Mr. Guaidó’s surprise appearance — the culmination of efforts by foreign policy hawks to shift U.S. strategy in Latin America and dislodge Venezuela’s strongman president, Nicolás Maduro — prompted a standing ovation from Republicans and Democrats alike. “Maduro’s grip on tyranny will be smashed and broken,” Mr. Trump proclaimed. In the 2020 battleground of South Florida, home to hundreds of thousands of Venezuelan expatriates and Cuban-Americans who support their cause, Mr. Trump’s embrace of Mr. Guaidó drew a rapturous response.

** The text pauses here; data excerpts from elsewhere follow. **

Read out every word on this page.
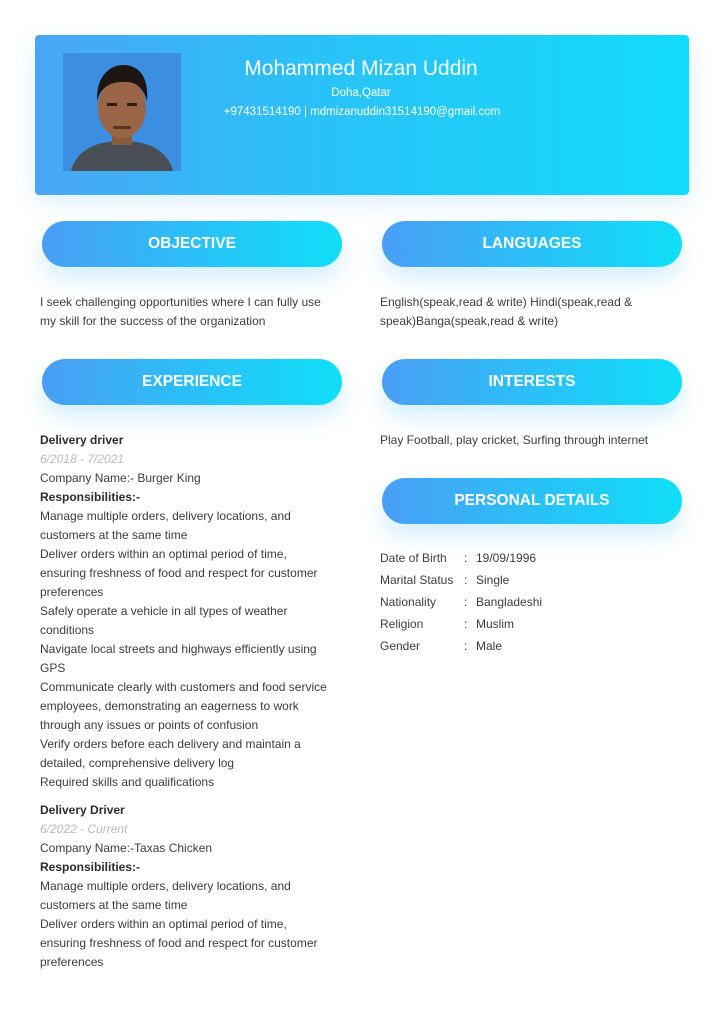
Mohammed Mizan Uddin
Doha,Qatar
+97431514190 | mdmizanuddin31514190@gmail.com
OBJECTIVE

I seek challenging opportunities where I can fully use

my skill for the success of the organization

LANGUAGES

English(speak,read & write) Hindi(speak,read &

speak)Banga(speak,read & write)

EXPERIENCE

Delivery driver

6/2018 - 7/2021

Company Name:- Burger King

Responsibilities:-

Manage multiple orders, delivery locations, and

customers at the same time

Deliver orders within an optimal period of time,

ensuring freshness of food and respect for customer

preferences

Safely operate a vehicle in all types of weather

conditions

Navigate local streets and highways efficiently using

GPS

Communicate clearly with customers and food service

employees, demonstrating an eagerness to work

through any issues or points of confusion

Verify orders before each delivery and maintain a

detailed, comprehensive delivery log

Required skills and qualifications

Delivery Driver

6/2022 - Current

Company Name:-Taxas Chicken

Responsibilities:-

Manage multiple orders, delivery locations, and

customers at the same time

Deliver orders within an optimal period of time,

ensuring freshness of food and respect for customer

preferences

INTERESTS
Play Football, play cricket, Surfing through internet
PERSONAL DETAILS
Date of Birth	: 19/09/1996
Marital Status : Single
Nationality	: Bangladeshi
Religion	: Muslim
Gender	: Male
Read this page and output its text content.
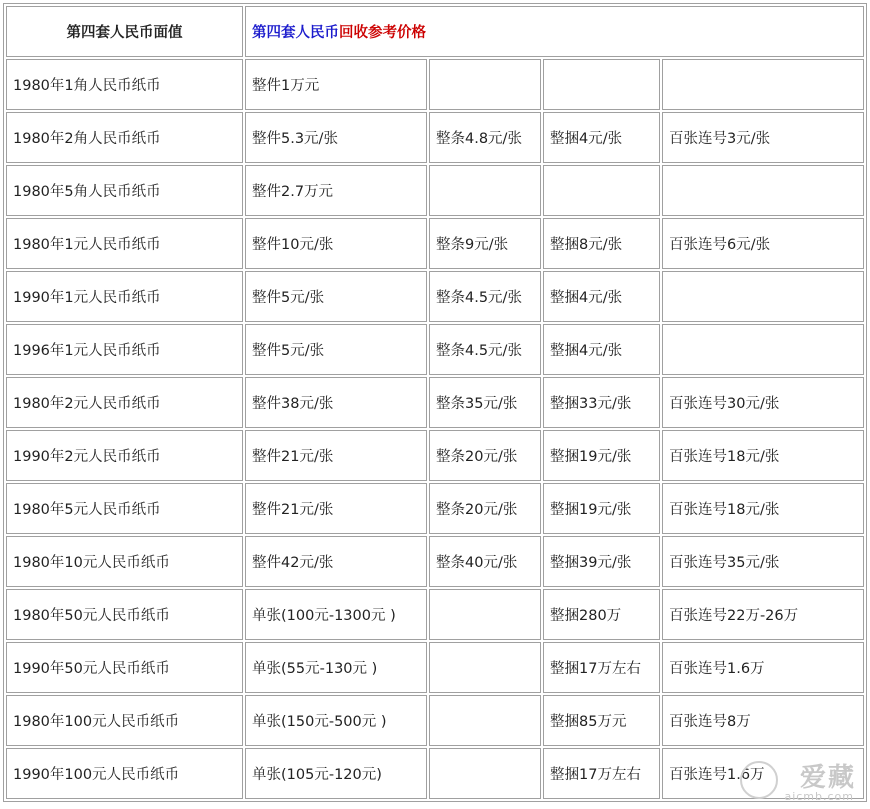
第四套人民币面值	第四套人民币回收参考价格			
1980年1角人民币纸币	整件1万元			
1980年2角人民币纸币	整件5.3元/张	整条4.8元/张	整捆4元/张	百张连号3元/张
1980年5角人民币纸币	整件2.7万元			
1980年1元人民币纸币	整件10元/张	整条9元/张	整捆8元/张	百张连号6元/张
1990年1元人民币纸币	整件5元/张	整条4.5元/张	整捆4元/张	
1996年1元人民币纸币	整件5元/张	整条4.5元/张	整捆4元/张	
1980年2元人民币纸币	整件38元/张	整条35元/张	整捆33元/张	百张连号30元/张
1990年2元人民币纸币	整件21元/张	整条20元/张	整捆19元/张	百张连号18元/张
1980年5元人民币纸币	整件21元/张	整条20元/张	整捆19元/张	百张连号18元/张
1980年10元人民币纸币	整件42元/张	整条40元/张	整捆39元/张	百张连号35元/张
1980年50元人民币纸币	单张(100元-1300元 )		整捆280万	百张连号22万-26万
1990年50元人民币纸币	单张(55元-130元 )		整捆17万左右	百张连号1.6万
1980年100元人民币纸币	单张(150元-500元 )		整捆85万元	百张连号8万
1990年100元人民币纸币	单张(105元-120元)		整捆17万左右	百张连号1.6万 爱藏
aicmb.com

But on the eve of Election Day, Mr. Trump’s approach to Venezuela has yielded both some political success and a foreign policy failure. While recent polls show Mr. Trump running close to his Democratic rival, former Vice President Joseph R. Biden Jr., among Florida’s Latino voters, his administration’s harsh sanctions have failed to oust Mr. Maduro, while leaving Chinese, Russian and Iranian interests more firmly entrenched in Venezuela. Mr. Maduro has effectively vanquished Mr. Guaidó, whose popular support has collapsed.

Mr. Maduro’s survival is, in part, a parable of foreign policy in Mr. Trump’s Washington — where ideologues, donors and lobbyists compete to seize the attention of an inexperienced and highly transactional president, warping and reshaping American diplomacy along the way.

The tug-of-war over Mr. Trump’s Venezuela position pitted Cuban-American activists and Florida politicians, who viewed Mr. Maduro as a proxy and energy supplier for Cuba’s Communist regime, against pro-Trump business interests advocating closer engagement with Mr. Maduro.

They included a billionaire donor from Florida; top lobbyists who have earned millions in the influence-business boom of Mr. Trump’s first term; and a Venezuelan oligarch, now under federal indictment, who worked to broker U.S. investments in his country.

At stake was not only the welfare of Venezuelans, but also the flow of billions of dollars in their country’s crude oil — and, Mr. Trump came to believe, his re-election prospects.

As Mr. Maduro endures, a key architect of Mr. Trump’s Venezuela policy left his White House post in September. The same month, another official met secretly in Mexico with a Maduro ally in a last-ditch effort to persuade Mr. Maduro to step down — which Mr. Trump could have touted as a triumph before November.

A White House spokesman, John Ullyot, said Mr. Trump’s leadership had led to broad international pressure on Mr. Maduro. “The president continues to support the Venezuelan people to ensure a future that is democratic and prosperous,” he said.

But some former officials who favored a tougher stance on Venezuela now question the administration’s approach.

“There is a very strong consideration for the donors, for the swing voters in Florida and for those that are just ideologically pure on the evilness of Cuba,” said Fernando Cutz, who worked on the National Security Council for Mr. Trump and his predecessor. “The nuance is gone — the diplomacy.”

‘You Don’t Know Venezuela’

In spring 2017, Brian Ballard, a lobbyist and top Trump fund-raiser from Florida, hosted a meeting with two people who would play a role in the struggle over Venezuela’s future.

One was Raúl Gorrín, who had amassed a fortune under Venezuela’s socialist government while building close ties to both Mr. Maduro and the opposition. He was among a wave of foreign interests reaching out to Mr. Ballard, who had recently opened a Washington office to meet the demand for lobbyists close to the new administration.

The other guest was Mauricio Claver-Carone, a longtime lobbyist on Cuba policy and a ferocious defender of the embargo. He had landed at the Treasury Department after working on the Trump campaign but had ambitions for a foreign policy role. Mr. Claver-Carone declined to comment.

As the two men talked alone, their conversation grew testy, according to Mr. Gorrín, 51. Mr. Claver-Carone insisted that the regime was close to collapse; Mr. Gorrín argued that Mr. Maduro was firmly in control and that the United States and Venezuela would benefit from a thaw.